Where Hakram had claimed a corner of the tent with several smaller
tables set around his wooden wheelchair -- though it was not all wood,
and Masego had laid so many enchantments on the thing that wards
sometimes confused it for a mage -- Akua had instead claimed a seat
around the table Indrani was still carving for me, and was lounging on
it with a cup of wine in hand.
``Useless consolation,'' I replied in an irritated tone. ``My favourite,
how did you know?''
``I shall endeavour keep this revelation in mind, my heart,'' Akua
silkily replied, ``though it has nothing to do with the point I was
making.''
``\emph{Ah},'' Hakram exclaimed. ``Beatrice Volignac. Clever.''
I frowned. What did the Princess of Hainaut have to do with --
\emph{oh}. Shit, I hated it when Akua was right just after I'd gotten
snippy with her. The Lycaonese weren't that much better at dealing with
Alamans than my own officers, so the Iron Prince usually delegated that
sort of thing to his most trusted among the Alamans royals, the Princess
of Hainaut. The Prince of Hannoven wouldn't be able to pick the
companies any better than I, but Beatrice Volignac very likely could.
She'd be assigned to my part of the offensive, too, so she'd have
motivation not to be half-hearted about this.
``Set up a meeting with her, Adjutant,'' I said. ``It's the kind of
thing that needs to be asked in person. Tomorrow morning -- wait, no,
early afternoon.''
It'd break one of those unspoken Alamans rules to ask her to do me that
favour before she was officially folded under my command by our morning
war council, even if the matter was effectively already settled.

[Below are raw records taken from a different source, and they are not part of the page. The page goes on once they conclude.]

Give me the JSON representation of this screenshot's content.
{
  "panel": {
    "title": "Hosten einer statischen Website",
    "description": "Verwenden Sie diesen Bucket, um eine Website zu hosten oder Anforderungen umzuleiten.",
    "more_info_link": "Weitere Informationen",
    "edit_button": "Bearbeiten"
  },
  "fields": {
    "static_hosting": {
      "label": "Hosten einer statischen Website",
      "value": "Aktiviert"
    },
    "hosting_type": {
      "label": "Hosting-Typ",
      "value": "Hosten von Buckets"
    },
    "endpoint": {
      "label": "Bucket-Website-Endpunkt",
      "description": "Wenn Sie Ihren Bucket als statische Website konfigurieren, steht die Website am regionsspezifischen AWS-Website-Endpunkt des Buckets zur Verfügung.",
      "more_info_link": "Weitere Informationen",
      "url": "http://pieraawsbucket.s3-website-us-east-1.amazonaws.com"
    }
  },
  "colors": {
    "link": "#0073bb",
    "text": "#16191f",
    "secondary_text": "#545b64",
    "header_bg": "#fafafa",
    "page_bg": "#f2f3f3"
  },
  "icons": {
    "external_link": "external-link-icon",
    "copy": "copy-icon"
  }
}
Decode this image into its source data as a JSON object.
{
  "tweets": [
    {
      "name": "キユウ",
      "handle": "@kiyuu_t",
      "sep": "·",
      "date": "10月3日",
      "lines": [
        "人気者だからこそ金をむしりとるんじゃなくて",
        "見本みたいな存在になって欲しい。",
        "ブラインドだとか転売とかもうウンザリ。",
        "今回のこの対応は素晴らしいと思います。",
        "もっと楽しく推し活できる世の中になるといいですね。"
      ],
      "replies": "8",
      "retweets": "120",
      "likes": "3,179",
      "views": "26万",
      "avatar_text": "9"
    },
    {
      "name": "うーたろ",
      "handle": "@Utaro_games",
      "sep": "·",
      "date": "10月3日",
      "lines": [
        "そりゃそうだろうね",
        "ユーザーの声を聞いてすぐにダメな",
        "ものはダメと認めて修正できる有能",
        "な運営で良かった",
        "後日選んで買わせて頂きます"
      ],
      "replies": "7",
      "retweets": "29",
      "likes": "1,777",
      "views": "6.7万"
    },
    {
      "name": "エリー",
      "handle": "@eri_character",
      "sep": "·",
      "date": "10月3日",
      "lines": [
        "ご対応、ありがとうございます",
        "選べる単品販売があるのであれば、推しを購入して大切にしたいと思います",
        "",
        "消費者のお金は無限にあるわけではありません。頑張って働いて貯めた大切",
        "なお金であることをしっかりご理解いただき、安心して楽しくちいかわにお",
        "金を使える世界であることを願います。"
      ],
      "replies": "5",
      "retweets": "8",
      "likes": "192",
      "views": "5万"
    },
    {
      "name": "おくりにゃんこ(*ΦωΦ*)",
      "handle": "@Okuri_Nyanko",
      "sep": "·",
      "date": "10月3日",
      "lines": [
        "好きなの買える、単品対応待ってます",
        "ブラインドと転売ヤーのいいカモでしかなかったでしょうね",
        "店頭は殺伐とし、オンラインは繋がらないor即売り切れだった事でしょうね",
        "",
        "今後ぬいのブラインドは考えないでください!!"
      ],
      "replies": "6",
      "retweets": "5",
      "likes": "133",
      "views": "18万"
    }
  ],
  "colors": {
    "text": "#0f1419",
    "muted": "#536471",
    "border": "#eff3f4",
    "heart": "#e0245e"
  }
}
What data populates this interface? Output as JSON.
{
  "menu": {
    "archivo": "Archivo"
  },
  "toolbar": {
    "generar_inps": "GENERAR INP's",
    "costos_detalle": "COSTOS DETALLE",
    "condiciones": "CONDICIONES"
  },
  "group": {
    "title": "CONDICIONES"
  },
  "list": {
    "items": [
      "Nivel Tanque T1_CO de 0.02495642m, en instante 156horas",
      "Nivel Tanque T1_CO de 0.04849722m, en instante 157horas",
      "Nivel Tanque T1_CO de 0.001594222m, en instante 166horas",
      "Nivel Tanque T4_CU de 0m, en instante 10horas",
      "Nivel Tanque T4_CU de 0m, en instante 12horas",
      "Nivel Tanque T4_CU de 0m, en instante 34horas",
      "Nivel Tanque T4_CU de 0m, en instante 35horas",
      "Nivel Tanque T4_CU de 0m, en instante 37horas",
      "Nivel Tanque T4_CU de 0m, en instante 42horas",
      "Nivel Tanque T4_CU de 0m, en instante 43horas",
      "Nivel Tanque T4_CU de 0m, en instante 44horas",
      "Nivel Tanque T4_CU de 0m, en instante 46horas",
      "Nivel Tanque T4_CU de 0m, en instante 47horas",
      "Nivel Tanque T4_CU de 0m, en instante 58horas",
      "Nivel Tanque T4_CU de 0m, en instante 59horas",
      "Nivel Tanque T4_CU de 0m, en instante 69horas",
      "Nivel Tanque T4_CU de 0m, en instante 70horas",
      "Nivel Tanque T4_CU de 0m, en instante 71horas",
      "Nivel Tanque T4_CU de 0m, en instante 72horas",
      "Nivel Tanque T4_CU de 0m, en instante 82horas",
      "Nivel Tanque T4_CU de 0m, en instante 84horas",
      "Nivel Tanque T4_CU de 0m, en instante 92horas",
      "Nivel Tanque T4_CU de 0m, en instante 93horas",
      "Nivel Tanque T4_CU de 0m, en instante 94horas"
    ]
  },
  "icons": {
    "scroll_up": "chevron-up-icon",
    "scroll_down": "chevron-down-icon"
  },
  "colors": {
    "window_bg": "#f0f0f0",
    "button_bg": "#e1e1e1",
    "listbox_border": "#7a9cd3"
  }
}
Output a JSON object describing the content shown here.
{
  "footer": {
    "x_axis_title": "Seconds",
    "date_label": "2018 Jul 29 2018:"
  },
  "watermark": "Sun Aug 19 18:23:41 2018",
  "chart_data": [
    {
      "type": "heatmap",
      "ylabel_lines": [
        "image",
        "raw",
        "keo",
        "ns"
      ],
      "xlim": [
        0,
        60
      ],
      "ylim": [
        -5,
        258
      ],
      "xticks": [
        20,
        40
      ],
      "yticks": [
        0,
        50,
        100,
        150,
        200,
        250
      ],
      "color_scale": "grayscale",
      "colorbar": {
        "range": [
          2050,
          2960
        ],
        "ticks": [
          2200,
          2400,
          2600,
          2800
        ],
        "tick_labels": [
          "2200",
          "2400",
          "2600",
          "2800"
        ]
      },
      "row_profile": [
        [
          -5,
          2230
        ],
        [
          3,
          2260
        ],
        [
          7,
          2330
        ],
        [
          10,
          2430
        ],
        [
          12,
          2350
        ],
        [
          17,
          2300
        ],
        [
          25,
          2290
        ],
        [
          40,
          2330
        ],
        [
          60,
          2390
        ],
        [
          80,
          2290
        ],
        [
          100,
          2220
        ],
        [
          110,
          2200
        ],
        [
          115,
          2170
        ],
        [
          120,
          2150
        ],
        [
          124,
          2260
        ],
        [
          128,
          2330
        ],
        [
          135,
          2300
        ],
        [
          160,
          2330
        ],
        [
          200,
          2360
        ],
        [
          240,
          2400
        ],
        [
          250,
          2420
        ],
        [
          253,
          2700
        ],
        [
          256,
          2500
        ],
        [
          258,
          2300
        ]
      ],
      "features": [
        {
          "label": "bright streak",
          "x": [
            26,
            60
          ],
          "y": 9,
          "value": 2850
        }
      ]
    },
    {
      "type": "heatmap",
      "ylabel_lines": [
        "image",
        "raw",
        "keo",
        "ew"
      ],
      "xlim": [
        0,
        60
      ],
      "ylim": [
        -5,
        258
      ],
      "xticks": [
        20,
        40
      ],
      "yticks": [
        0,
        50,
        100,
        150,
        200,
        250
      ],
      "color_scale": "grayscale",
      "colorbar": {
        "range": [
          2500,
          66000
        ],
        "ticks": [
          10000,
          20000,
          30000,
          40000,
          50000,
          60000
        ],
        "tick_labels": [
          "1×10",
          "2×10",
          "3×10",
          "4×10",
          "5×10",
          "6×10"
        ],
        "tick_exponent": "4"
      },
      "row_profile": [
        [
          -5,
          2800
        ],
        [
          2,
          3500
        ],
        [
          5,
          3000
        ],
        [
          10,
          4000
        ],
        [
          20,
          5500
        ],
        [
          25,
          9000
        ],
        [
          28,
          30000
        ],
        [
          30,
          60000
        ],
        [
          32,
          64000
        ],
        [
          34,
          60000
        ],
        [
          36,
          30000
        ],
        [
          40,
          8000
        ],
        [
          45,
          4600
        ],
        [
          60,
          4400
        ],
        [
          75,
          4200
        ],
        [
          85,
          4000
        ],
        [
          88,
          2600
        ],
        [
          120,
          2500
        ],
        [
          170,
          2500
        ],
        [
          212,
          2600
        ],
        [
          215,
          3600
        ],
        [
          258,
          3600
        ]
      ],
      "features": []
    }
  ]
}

``I'll see to it,'' Hakram said, his long and skeletal fingers jotting
notes down on parchment. ``You still need to decide where you'll be
addressing the villains, Catherine. The earlier we settle that the
better.''
I grimaced. I'd wanted to wait until the White Knight was here to hold
that, to ward off the perception that we might be plotting, but now that
the last two of my lot were arriving with dawn the Named I represented
under the Terms were due a proper council. Some were getting restless,
too, so I was wary of delaying further. So far I'd put them off by
saying all was best addressed after the war council settled broader
affairs, but that excuse would be expiring tomorrow morning as well.
That meant I'd be meeting with the villains assembled in Hainaut before
sundown, like it or not.
``I would suggest far from anything expensive,'' Adjutant dryly
suggested, a peek of fangs revealing his amusement.
His face hadn't changed much, I thought. So when he was seated, when the
fold of his clothes hid the missing arm and leg and meat, it was almost
possible to forget. Almost.
``Outside would be best,'' I agreed. ``Though I don't want
eavesdropping, which limits our options. There's not a lot of places
here warded up right for that.''
Most of them were war rooms, personal quarters or other places of
import. None of which I particularly wanted to shove a bunch of rowdy
villains into.
``Make a request to borrow wardstones from the Gigantes,'' Hakram
suggested. ``This is Terms business, not personal, so you would be
within your rights.''
``There any left so spare?'' I asked. ``I know we restricted who can
make requests, but they still go fast.''
``I'll know within the hour,'' Adjutant promised. ``If it is feasible?''
``Then do it,'' I ordered.
Which handled the privacy issues nicely. Leaving actual location as the
last hurdle.
``In the country will have to do,'' I finally said. ``I'd rather not do
this in the stronghold proper, if I have a choice.''
Obviously we wouldn't be doing this on the Dead King's side of the
trenches, so it'd have to be south.
``Akua?'' I asked. ``You've flown over the region often enough.''
``There's a large hill with a fire pit perhaps an hour away from
Neustal,'' she noted. ``Formerly used by shepherds, I believe. No other
larger significance.''
Mhm. Using somewhere with a little more weight to it would please those
who liked to feel important -- the Rapacious Troubadour and the Summoner
came to mind -- but I didn't necessarily want to encourage the
perception that this was a council momentous in any way. It was a
relatively large assembly of Named, but it should be nothing more than
that.
``It'll do,'' I said, then sighed. ``All right, what's next?''
The night was still young, and so there was still work to be done.